Thursday, November 20, 2003

Peace, all. Jcecil got me thinking about Archbishop Chaput's cute comment about charity in connection with the USCCB's reiteration of Church teaching against contraception. When asked about the potential for reception the contraception teaching would have among a Catholic laity that has largely ignored such teaching in the past, the archbishop said that Catholics generally ignore Church teaching on charity as well. But we still emphasize it. If the Church taught charity in the same way it presents teaching on artificial contraception, we Catholics would be obligated to perform an act of charity every time it crossed out minds. Look in my closet and see an extra pair of shoes or an extra coat -- whoops: gotta give it away. Read about a prison escape and my mind wanders -- oops: have to get down to the county jail and visit. Drive past a hospital -- better pull in the lot here and check on the sick.

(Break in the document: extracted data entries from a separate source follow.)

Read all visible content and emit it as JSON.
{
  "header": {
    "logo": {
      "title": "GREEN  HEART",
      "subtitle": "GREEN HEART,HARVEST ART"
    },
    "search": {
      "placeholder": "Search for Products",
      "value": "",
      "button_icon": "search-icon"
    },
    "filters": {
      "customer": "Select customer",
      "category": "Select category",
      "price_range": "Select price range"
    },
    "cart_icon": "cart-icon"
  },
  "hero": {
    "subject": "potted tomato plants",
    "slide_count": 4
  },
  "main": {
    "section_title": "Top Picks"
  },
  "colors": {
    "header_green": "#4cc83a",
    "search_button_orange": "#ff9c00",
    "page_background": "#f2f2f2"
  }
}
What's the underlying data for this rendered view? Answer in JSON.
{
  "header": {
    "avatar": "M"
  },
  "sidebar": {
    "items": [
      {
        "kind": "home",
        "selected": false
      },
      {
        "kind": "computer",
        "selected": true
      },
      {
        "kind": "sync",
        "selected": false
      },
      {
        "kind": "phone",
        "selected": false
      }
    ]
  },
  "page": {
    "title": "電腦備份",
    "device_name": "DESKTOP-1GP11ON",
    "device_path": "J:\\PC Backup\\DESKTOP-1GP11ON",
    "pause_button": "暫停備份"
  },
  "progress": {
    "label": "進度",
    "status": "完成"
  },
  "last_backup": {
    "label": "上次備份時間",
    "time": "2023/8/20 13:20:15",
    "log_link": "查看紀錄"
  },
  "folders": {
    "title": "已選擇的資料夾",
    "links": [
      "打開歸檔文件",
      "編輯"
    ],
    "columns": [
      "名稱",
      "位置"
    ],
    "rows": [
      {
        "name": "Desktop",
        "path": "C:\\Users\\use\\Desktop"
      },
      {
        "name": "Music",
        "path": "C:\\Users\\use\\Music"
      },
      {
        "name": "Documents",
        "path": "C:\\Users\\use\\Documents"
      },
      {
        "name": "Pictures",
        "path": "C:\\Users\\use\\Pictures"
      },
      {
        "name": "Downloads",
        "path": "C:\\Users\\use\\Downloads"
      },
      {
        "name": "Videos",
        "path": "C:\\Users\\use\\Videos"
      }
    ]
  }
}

Let's be real about this. If people performed acts of charity every time the thought crossed our minds, the world would be a better place, no doubt, and lots of saints would be raised up in the resulting chaos. But the reality is that conscience is a guide to a reasonably holy life for most of us who are unprepared or doubtful about being heroes. I admire Catholics who are open to procreation at every sexual act. But openness to generativity in marriage might have more in common with our approach to charity than Archbishop Chaput thinks. The real sin is when we ignore the urgings of charity over the course of a life. Never ever visited the sick? Never ever visited a prison? Never ever gave clothing away? These are signs of a possible defect in charity. In the same way, a couple practicing artificial contraception over the entire course of a marriage might indicate a possible defect in their approach to the sacrament. But isolated instances or a period of choosing not to conceive children? I can't buy it. At least not unless the bishops are asking all of us to kick it up several notches to sainthood right away. And I don't think they are, do you?